🤖 AI Summary
This work addresses the challenge of deploying large language models (LLMs) for intelligent Earth observation on low-Earth-orbit satellites, which are constrained by limited memory and high inference latency. To overcome these limitations, the authors propose a multi-satellite collaborative inference framework that partitions an LLM into submodels distributed across satellites, integrating pipeline parallelism with an adaptive compression mechanism for intermediate activations to reduce communication overhead and latency. The inference latency minimization problem is innovatively formulated as a shortest-path problem on a weighted directed acyclic graph, for which an enhanced A* algorithm is developed to achieve efficient optimization. Experimental results demonstrate that, compared to existing approaches, the proposed method reduces inference latency by up to 42%, cuts communication overhead by 71%, and incurs less than 1% accuracy degradation.
📝 Abstract
Low Earth orbit (LEO) satellites play an essential role in intelligent Earth observation by leveraging artificial intelligence models. However, limited onboard memory and excessive inference delay prevent the practical deployment of large language models (LLMs) on a single satellite. In this paper, we propose a communication-efficient collaborative LLM inference scheme for LEO satellite networks. Specifically, the entire LLM is split into multiple sub-models, with each deployed on a satellite, thereby enabling collaborative LLM inference via exchanging intermediate activations between satellites. The proposed scheme also leverages the pipeline parallelism mechanism that overlaps sub-model inference with intermediate activation transmission, thereby reducing LLM inference delay.

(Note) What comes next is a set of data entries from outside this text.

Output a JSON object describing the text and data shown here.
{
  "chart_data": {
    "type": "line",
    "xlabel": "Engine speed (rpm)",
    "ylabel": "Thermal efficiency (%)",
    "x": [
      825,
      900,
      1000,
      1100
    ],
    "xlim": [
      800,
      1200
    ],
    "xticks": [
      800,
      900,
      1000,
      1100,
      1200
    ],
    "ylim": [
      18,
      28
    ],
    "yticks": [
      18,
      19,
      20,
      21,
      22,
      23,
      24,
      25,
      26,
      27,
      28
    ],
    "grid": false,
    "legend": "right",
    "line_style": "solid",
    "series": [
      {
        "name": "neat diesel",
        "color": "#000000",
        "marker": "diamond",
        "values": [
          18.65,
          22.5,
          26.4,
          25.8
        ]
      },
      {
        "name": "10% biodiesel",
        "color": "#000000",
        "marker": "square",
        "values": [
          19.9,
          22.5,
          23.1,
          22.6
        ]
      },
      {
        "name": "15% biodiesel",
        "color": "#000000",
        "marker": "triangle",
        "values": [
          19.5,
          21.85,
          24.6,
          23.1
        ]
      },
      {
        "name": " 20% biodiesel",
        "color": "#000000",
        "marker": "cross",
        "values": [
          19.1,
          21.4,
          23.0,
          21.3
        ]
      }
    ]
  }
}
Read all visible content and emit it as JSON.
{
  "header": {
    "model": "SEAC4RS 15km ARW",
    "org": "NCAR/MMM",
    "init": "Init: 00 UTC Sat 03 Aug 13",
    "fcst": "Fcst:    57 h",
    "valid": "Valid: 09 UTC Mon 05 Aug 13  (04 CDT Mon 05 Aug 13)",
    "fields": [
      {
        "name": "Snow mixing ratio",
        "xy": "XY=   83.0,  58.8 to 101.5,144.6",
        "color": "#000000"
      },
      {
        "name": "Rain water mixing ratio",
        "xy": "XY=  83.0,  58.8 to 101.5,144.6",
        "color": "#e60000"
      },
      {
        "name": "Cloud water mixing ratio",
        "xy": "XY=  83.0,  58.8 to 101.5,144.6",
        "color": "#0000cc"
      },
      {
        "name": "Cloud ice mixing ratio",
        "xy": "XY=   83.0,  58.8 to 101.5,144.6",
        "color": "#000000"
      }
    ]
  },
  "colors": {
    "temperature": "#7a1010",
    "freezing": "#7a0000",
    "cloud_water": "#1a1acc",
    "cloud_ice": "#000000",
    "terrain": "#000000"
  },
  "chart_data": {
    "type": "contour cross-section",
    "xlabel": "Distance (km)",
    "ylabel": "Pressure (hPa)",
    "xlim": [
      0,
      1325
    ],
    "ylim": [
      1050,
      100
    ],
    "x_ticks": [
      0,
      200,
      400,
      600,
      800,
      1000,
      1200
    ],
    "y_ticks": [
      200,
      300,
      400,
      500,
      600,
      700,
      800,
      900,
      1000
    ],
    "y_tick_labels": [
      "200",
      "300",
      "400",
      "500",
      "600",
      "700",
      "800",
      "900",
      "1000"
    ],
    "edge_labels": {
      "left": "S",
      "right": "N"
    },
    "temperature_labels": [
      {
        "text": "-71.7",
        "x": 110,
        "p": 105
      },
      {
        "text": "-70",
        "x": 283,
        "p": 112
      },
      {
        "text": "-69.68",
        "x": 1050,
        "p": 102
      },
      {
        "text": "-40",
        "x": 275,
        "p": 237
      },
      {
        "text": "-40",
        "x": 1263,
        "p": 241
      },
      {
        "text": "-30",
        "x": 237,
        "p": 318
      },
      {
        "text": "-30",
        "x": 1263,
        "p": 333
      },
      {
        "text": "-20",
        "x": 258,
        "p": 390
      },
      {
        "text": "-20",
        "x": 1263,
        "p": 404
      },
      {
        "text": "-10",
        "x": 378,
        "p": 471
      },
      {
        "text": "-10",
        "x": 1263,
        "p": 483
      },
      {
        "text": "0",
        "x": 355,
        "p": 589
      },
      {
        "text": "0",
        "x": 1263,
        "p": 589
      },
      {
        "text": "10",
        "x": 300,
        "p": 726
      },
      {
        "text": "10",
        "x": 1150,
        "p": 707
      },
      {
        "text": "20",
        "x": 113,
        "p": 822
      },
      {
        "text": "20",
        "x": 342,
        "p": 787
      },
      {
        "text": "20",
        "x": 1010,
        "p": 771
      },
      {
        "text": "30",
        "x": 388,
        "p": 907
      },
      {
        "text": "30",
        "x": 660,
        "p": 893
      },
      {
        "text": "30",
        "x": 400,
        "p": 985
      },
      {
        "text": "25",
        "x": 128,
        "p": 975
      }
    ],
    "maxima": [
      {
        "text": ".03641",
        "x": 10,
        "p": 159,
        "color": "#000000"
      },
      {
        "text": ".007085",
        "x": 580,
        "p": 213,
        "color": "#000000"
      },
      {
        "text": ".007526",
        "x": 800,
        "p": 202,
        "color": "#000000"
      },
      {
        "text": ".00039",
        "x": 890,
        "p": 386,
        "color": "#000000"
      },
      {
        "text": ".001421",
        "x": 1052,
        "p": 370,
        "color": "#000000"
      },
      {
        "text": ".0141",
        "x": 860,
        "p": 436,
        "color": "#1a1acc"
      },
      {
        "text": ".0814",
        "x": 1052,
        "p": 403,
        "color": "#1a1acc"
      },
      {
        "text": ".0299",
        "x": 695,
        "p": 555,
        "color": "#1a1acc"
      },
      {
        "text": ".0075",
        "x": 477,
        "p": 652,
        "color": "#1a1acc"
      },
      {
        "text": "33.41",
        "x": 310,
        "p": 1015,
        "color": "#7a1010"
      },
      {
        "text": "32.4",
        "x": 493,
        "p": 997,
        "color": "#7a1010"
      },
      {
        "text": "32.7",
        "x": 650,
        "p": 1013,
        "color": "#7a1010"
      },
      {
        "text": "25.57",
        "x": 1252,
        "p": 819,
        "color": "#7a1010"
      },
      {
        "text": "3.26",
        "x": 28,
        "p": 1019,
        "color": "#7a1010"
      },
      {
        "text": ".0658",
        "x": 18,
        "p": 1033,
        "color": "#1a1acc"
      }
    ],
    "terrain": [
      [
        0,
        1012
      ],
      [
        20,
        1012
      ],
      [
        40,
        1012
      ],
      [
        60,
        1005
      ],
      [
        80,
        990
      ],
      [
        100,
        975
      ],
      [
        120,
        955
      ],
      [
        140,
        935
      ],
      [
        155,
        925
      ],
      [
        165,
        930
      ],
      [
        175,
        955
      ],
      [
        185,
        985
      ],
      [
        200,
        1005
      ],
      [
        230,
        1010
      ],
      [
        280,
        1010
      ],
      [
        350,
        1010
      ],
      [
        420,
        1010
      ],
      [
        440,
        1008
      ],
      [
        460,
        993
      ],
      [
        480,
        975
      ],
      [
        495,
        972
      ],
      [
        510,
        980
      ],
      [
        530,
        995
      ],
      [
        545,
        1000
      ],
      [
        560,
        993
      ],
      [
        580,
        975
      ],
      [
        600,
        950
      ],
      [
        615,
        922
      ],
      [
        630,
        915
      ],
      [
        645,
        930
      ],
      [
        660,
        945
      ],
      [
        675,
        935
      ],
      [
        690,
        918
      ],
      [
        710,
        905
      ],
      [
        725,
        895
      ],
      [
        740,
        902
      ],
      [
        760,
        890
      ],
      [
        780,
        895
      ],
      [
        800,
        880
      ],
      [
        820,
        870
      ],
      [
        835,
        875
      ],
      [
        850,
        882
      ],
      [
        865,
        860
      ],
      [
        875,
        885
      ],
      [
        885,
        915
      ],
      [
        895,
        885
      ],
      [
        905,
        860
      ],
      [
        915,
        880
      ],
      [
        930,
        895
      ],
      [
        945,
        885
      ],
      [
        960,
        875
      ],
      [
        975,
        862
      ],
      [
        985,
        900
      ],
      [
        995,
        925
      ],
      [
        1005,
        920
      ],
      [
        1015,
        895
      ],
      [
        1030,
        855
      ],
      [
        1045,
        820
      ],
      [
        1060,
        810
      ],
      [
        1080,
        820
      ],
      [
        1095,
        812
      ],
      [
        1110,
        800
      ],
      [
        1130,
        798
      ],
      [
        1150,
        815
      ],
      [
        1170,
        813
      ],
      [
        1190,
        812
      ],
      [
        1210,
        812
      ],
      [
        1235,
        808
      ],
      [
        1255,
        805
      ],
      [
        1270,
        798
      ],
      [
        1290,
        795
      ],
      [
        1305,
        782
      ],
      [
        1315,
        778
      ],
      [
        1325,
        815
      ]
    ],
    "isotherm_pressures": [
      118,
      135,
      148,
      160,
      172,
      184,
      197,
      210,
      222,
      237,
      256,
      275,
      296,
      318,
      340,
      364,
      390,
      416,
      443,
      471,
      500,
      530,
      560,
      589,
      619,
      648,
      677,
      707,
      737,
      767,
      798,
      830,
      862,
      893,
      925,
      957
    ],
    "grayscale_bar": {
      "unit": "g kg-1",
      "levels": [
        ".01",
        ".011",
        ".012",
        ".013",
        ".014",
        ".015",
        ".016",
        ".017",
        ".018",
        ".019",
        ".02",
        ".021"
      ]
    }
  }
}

An adaptive activation compression scheme is designed to mitigate cumulative errors from multi-stage model splitting while preserving inference accuracy. Furthermore, we formulate the LLM inference delay minimization problem by jointly optimizing model splitting and compression ratios under onboard memory and inference accuracy constraints. The problem is transformed into a shortest-path search problem over a directed acyclic graph that edge weights explicitly quantify the inference delay induced by model splitting and compression strategies, which is solved via a modified A Star-based search algorithm. Extensive simulation results indicate that the proposed solution can reduce inference delay by up to 42% and communication overhead by up to 71% compared to state-of-the-art benchmarks, while maintaining the inference accuracy loss of less than 1%.